La Corte di Cassazione ha accolto parzialmente il ricorso proposto da un dirigente medico nei confronti dell’ASP di appartenenza che rivendica il diritto all’indennità per ferie non godute all’atto della cessazione del rapporto, e dell’indennità turni notturni e di pronta disponibilità.
Così recita la sentenza 18140/22, con la quale la Corte di Cassazione ha deliberato sul caso: “il dirigente il quale, al momento della cessazione del rapporto di lavoro, non ne abbia fruito, ha diritto a un'indennità sostitutiva, a meno che il datore di lavoro dimostri di averlo messo nelle condizioni di esercitare il diritto in questione prima di tale cessazione, mediante un'adeguata informazione nonché, se del caso, invitandolo formalmente a farlo”.

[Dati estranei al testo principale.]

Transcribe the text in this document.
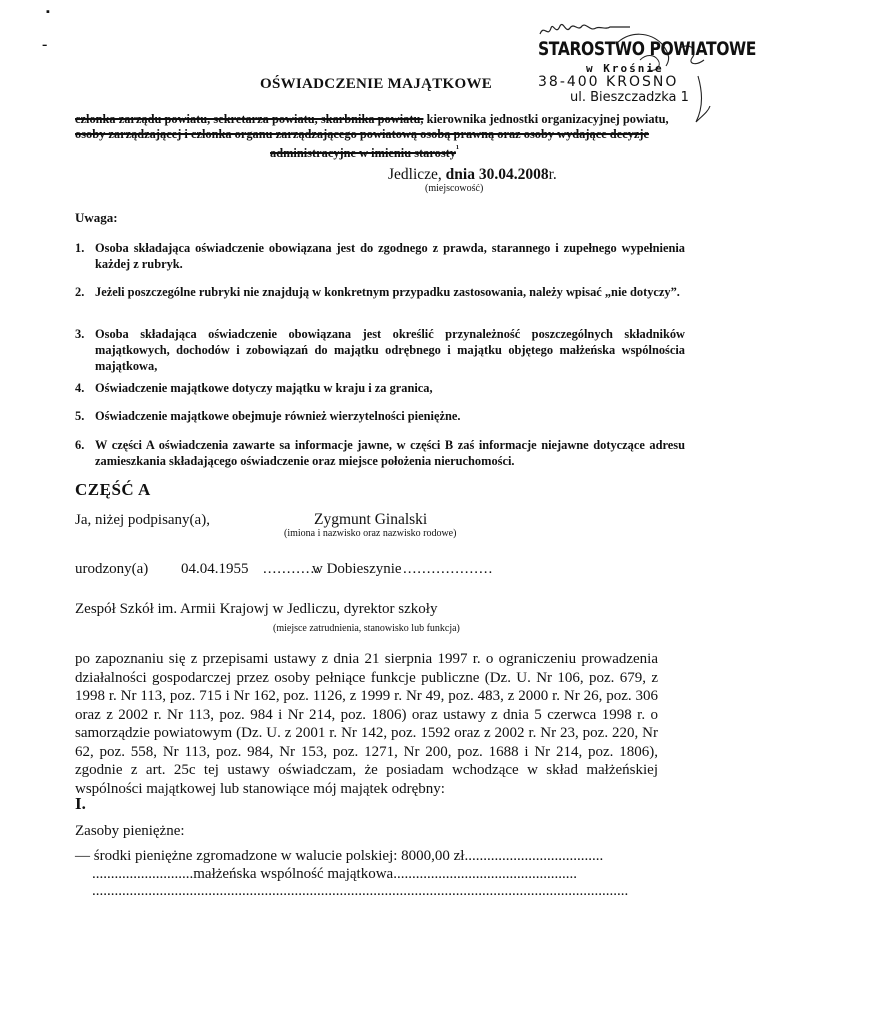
▪
-	STAROSTWO POWIATOWE
w Krośnie
38-400 KROSNO
ul. Bieszczadzka 1
OŚWIADCZENIE MAJĄTKOWE
członka zarządu powiatu, sekretarza powiatu, skarbnika powiatu, kierownika jednostki organizacyjnej powiatu,
osoby zarządzającej i członka organu zarządzającego powiatową osobą prawną oraz osoby wydające decyzje
administracyjne w imieniu starosty$^{^1}$
Jedlicze, dnia 30.04.2008r.
(miejscowość)
Uwaga:
1. Osoba składająca oświadczenie obowiązana jest do zgodnego z prawda, starannego i zupełnego wypełnienia każdej z rubryk.
2. Jeżeli poszczególne rubryki nie znajdują w konkretnym przypadku zastosowania, należy wpisać „nie dotyczy”.
3. Osoba składająca oświadczenie obowiązana jest określić przynależność poszczególnych składników majątkowych, dochodów i zobowiązań do majątku odrębnego i majątku objętego małżeńska wspólnościa majątkowa,
4. Oświadczenie majątkowe dotyczy majątku w kraju i za granica,
5. Oświadczenie majątkowe obejmuje również wierzytelności pieniężne.
6. W części A oświadczenia zawarte sa informacje jawne, w części B zaś informacje niejawne dotyczące adresu zamieszkania składającego oświadczenie oraz miejsce położenia nieruchomości.
CZĘŚĆ A
Ja, niżej podpisany(a),	Zygmunt Ginalski
(imiona i nazwisko oraz nazwisko rodowe)
urodzony(a) 04.04.1955 ............
w Dobieszynie ...................
Zespół Szkół im. Armii Krajowj w Jedliczu, dyrektor szkoły
(miejsce zatrudnienia, stanowisko lub funkcja)
po zapoznaniu się z przepisami ustawy z dnia 21 sierpnia 1997 r. o ograniczeniu prowadzenia działalności gospodarczej przez osoby pełniące funkcje publiczne (Dz. U. Nr 106, poz. 679, z 1998 r. Nr 113, poz. 715 i Nr 162, poz. 1126, z 1999 r. Nr 49, poz. 483, z 2000 r. Nr 26, poz. 306 oraz z 2002 r. Nr 113, poz. 984 i Nr 214, poz. 1806) oraz ustawy z dnia 5 czerwca 1998 r. o samorządzie powiatowym (Dz. U. z 2001 r. Nr 142, poz. 1592 oraz z 2002 r. Nr 23, poz. 220, Nr 62, poz. 558, Nr 113, poz. 984, Nr 153, poz. 1271, Nr 200, poz. 1688 i Nr 214, poz. 1806), zgodnie z art. 25c tej ustawy oświadczam, że posiadam wchodzące w skład małżeńskiej wspólności majątkowej lub stanowiące mój majątek odrębny:
I.
Zasoby pieniężne:
— środki pieniężne zgromadzone w walucie polskiej: 8000,00 zł.....................................
...........................małżeńska wspólność majątkowa.................................................
...............................................................................................................................................
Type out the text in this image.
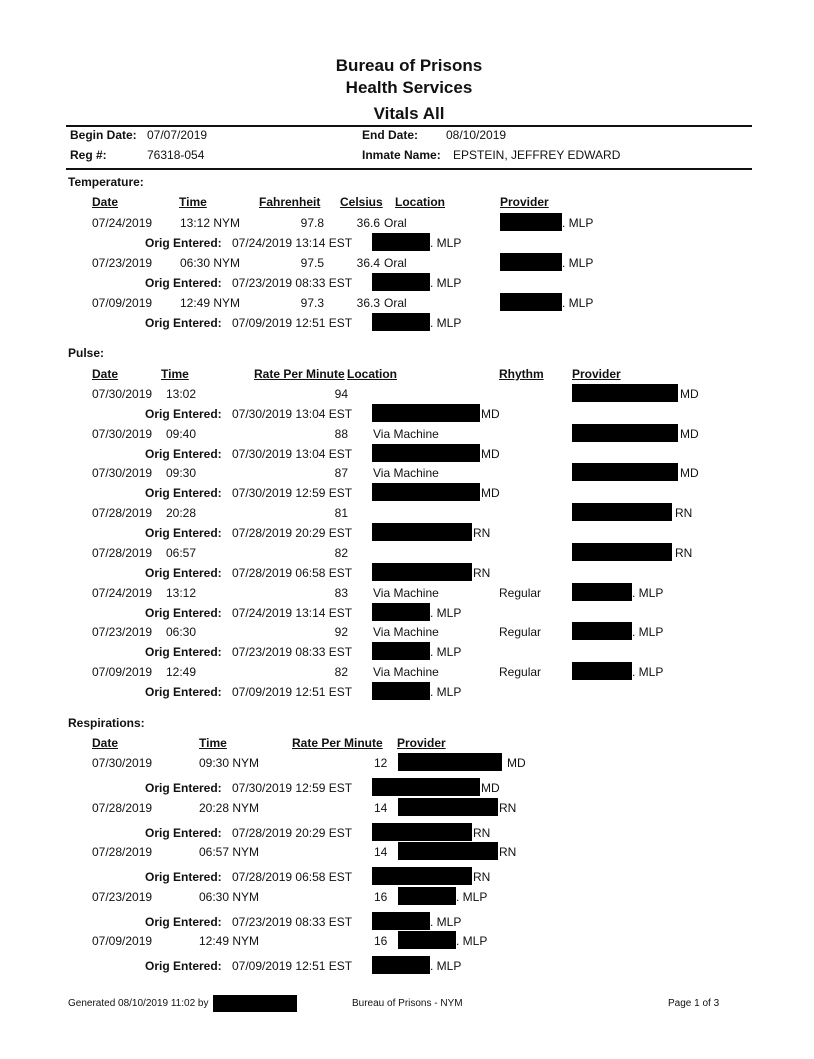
Bureau of Prisons
Health Services
Vitals All
Begin Date: 07/07/2019	End Date: 08/10/2019
Reg #:	76318-054	Inmate Name: EPSTEIN, JEFFREY EDWARD
Temperature:
Date	Time	Fahrenheit Celsius Location	Provider
07/24/2019 13:12 NYM	97.8	36.6 Oral	. MLP
Orig Entered: 07/24/2019 13:14 EST	. MLP
07/23/2019 06:30 NYM	97.5	36.4 Oral	. MLP
Orig Entered: 07/23/2019 08:33 EST	. MLP
07/09/2019 12:49 NYM	97.3	36.3 Oral	. MLP
Orig Entered: 07/09/2019 12:51 EST	. MLP
Pulse:
Date	Time	Rate Per Minute Location	Rhythm Provider
07/30/2019 13:02	94	MD
Orig Entered: 07/30/2019 13:04 EST	MD
07/30/2019 09:40	88 Via Machine	MD
Orig Entered: 07/30/2019 13:04 EST	MD
07/30/2019 09:30	87 Via Machine	MD
Orig Entered: 07/30/2019 12:59 EST	MD
07/28/2019 20:28	81	RN
Orig Entered: 07/28/2019 20:29 EST	RN
07/28/2019 06:57	82	RN
Orig Entered: 07/28/2019 06:58 EST	RN
07/24/2019 13:12	83 Via Machine	Regular	. MLP
Orig Entered: 07/24/2019 13:14 EST	. MLP
07/23/2019 06:30	92 Via Machine	Regular	. MLP
Orig Entered: 07/23/2019 08:33 EST	. MLP
07/09/2019 12:49	82 Via Machine	Regular	. MLP
Orig Entered: 07/09/2019 12:51 EST	. MLP
Respirations:
Date	Time	Rate Per Minute Provider
07/30/2019	09:30 NYM	12	MD
Orig Entered: 07/30/2019 12:59 EST	MD
07/28/2019	20:28 NYM	14	RN
Orig Entered: 07/28/2019 20:29 EST	RN
07/28/2019	06:57 NYM	14	RN
Orig Entered: 07/28/2019 06:58 EST	RN
07/23/2019	06:30 NYM	16	. MLP
Orig Entered: 07/23/2019 08:33 EST	. MLP
07/09/2019	12:49 NYM	16	. MLP
Orig Entered: 07/09/2019 12:51 EST	. MLP
Generated 08/10/2019 11:02 by	Bureau of Prisons - NYM	Page 1 of 3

La Suprema Corte ha ritenuto fondato il motivo rappresentato dal dirigente rispetto alle ferie ribadendo che il potere del dirigente pubblico di organizzare autonomamente il godimento delle proprie ferie, pur se accompagnato da obblighi previsti dalla contrattazione collettiva di comunicazione al datore di lavoro della pianificazione delle attività e dei riposi, non comporta la perdita del diritto, alla cessazione del rapporto, all’indennità sostitutiva delle ferie se il datore di lavoro non dimostra di avere, in esercizio dei propri doveri di vigilanza ed indirizzo sul punto, formalmente invitato il lavoratore a fruire delle ferie e di avere assicurato altresì che l’organizzazione del lavoro e le esigenze del servizio cui il dirigente era preposto non fossero tali da impedire il loro godimento.

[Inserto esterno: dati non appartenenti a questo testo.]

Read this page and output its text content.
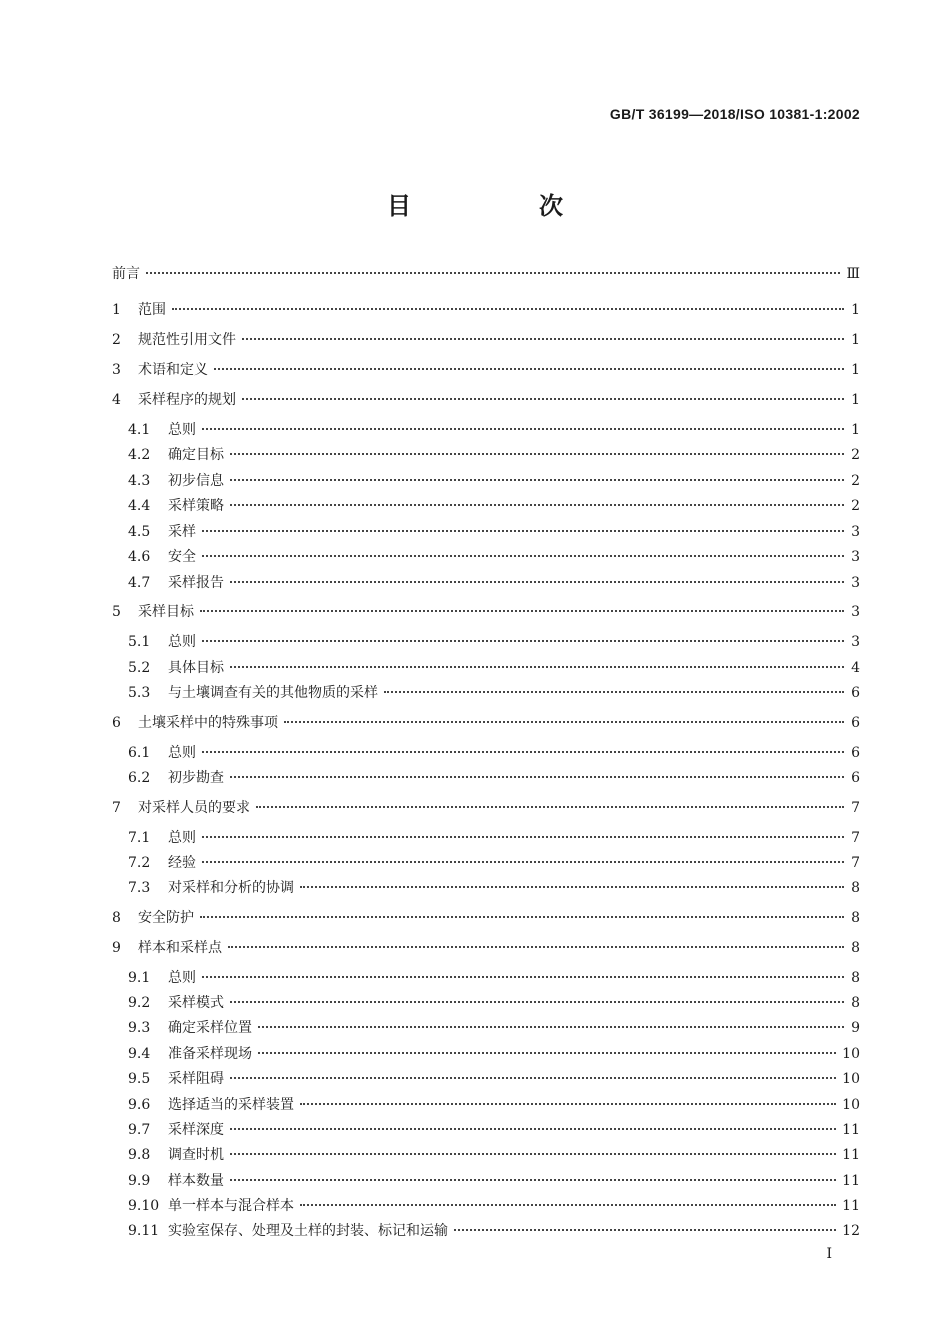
GB/T 36199—2018/ISO 10381-1:2002
目　次
前言	Ⅲ
1	范围	1
2	规范性引用文件	1
3	术语和定义	1
4	采样程序的规划	1
4.1	总则	1
4.2	确定目标	2
4.3	初步信息	2
4.4	采样策略	2
4.5	采样	3
4.6	安全	3
4.7	采样报告	3
5	采样目标	3
5.1	总则	3
5.2	具体目标	4
5.3	与土壤调查有关的其他物质的采样	6
6	土壤采样中的特殊事项	6
6.1	总则	6
6.2	初步勘查	6
7	对采样人员的要求	7
7.1	总则	7
7.2	经验	7
7.3	对采样和分析的协调	8
8	安全防护	8
9	样本和采样点	8
9.1	总则	8
9.2	采样模式	8
9.3	确定采样位置	9
9.4	准备采样现场	10
9.5	采样阻碍	10
9.6	选择适当的采样装置	10
9.7	采样深度	11
9.8	调查时机	11
9.9	样本数量	11
9.10 单一样本与混合样本	11
9.11 实验室保存、处理及土样的封装、标记和运输	12
I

Secondo i Giudici di legittimità, detto principio trova fondamento nella posizione assunta dalla giurisprudenza comunitaria, che ha recentemente ravvisato la necessità di “evitare una situazione in cui l'onere di assicurarsi dell'esercizio effettivo del diritto alle ferie annuali retribuite sia interamente posto a carico del lavoratore”.